Du willst mehr über HUF(e) erfahren? Wir haben über unsere Passion ein Buch geschrieben:

Wir haben da einen anderen Ansatz und wir können wir direkt sagen: Es funktioniert nicht bei jedem Pferd, in jeder Haltung, mit jedem Besitzer.
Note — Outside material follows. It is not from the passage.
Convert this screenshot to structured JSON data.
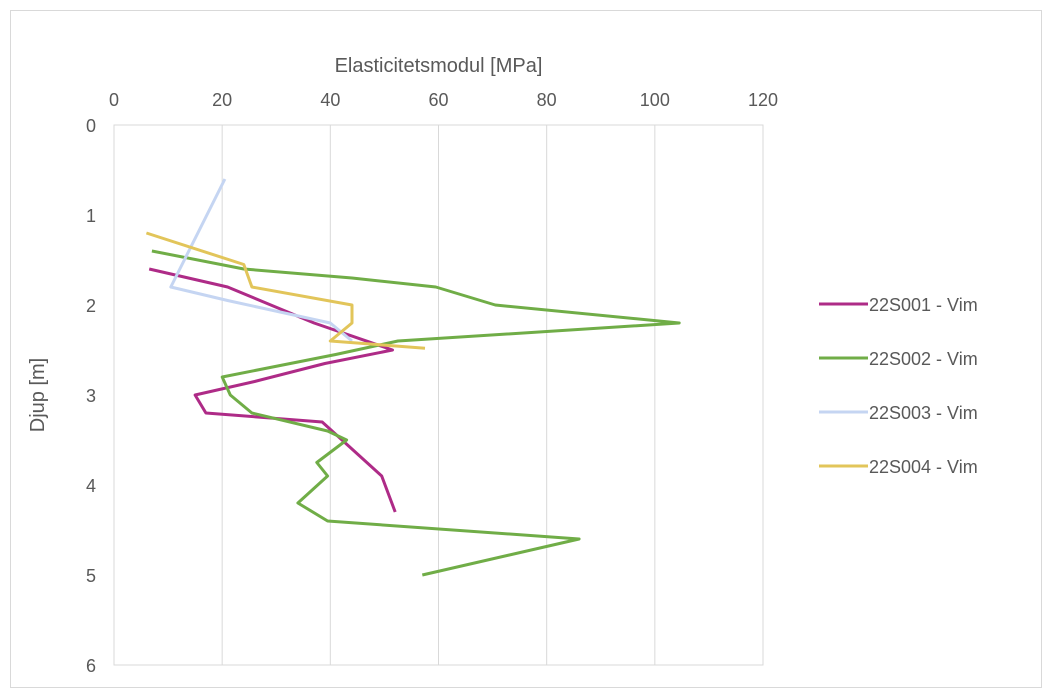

Wenn wir Probleme sehen, versuchen wir den Pferdebesitzer bestmöglich zu beraten, was er außerhalb der Hufbearbeitung für die Hufgesundheit tun kann. Unsere Erfahrungen mit HUF, also Haltung, Untergrund und Fütterung, sind einfach so genial, dass wir immer wieder jedem davon erzählen möchten. Auch wenn wir den einen oder anderen damit nerven,  (die Gründe liegen aber vielleicht auch bei dem, den es nervt) können wir nur immer wieder vom Einsatz von Kieselsteinen, Paddock Trails, Heuanalysen und ausbalancierter Mineralisierung schwärmen. Vor allem, weil wir den Effekt jeden Tag erleben. 

Aber auch unsere Kunden setzen unsere Tipps bei Weitem nicht immer um. Dann kann man eben nur kompensieren mit der Hufbearbeitung und sein bestmögliches versuchen. Und das ist immer wieder weniger Bearbeitung. Wirklich nur ganz punktuell einzugreifen, nur minimal unterstützen und die Versuche der Hufe sich selbst zu helfen honorieren. 

Wenn ein Pferd schlechter läuft, fragen wir uns, was sind die Einflüsse von außen: Ist es nasser geworden? Hat das Pferd Stoffwechselprobleme? Hat es sich zu viel abgelaufen oder ganz andere Baustellen? Bei der Bearbeitung gucken wir, wo fehlt Schutz und welche Struktur könnte das kompensieren und was bearbeite ich, ohne das Pferd zu stören? Manchmal heißt das auch, dass wir gar nicht mit Werkzeug bearbeiten, sondern nur beraten.
Aber wir können an einer Hand abzählen, wann wir es für nötig gehalten haben ein Kundenpferd zu bekleben, beschlagen machen wir gar nicht. Es gibt auch vereinzelte Fällen, in denen wir dies für sinnvoll gehalten haben, wir dann aber an fachlich kompetente Kollegen überweisen.

Was wir eigentlich sagen möchten: Wenn es barhuf nicht klappt und du deshalb immer mehr beklebst, hinterfrage doch mal deine Hufbearbeitung. Was kannst du mal anders machen? Oder wie kannst du beraten, damit die Pferdebesitzer mehr für die Hufgesundheit ihrer Pferde tun?

Natürlich ist dieser Weg etwas anstrengender und eben nicht der easy way out, aber es macht so viel mehr Spaß und bringt richtig tolle Erfolge!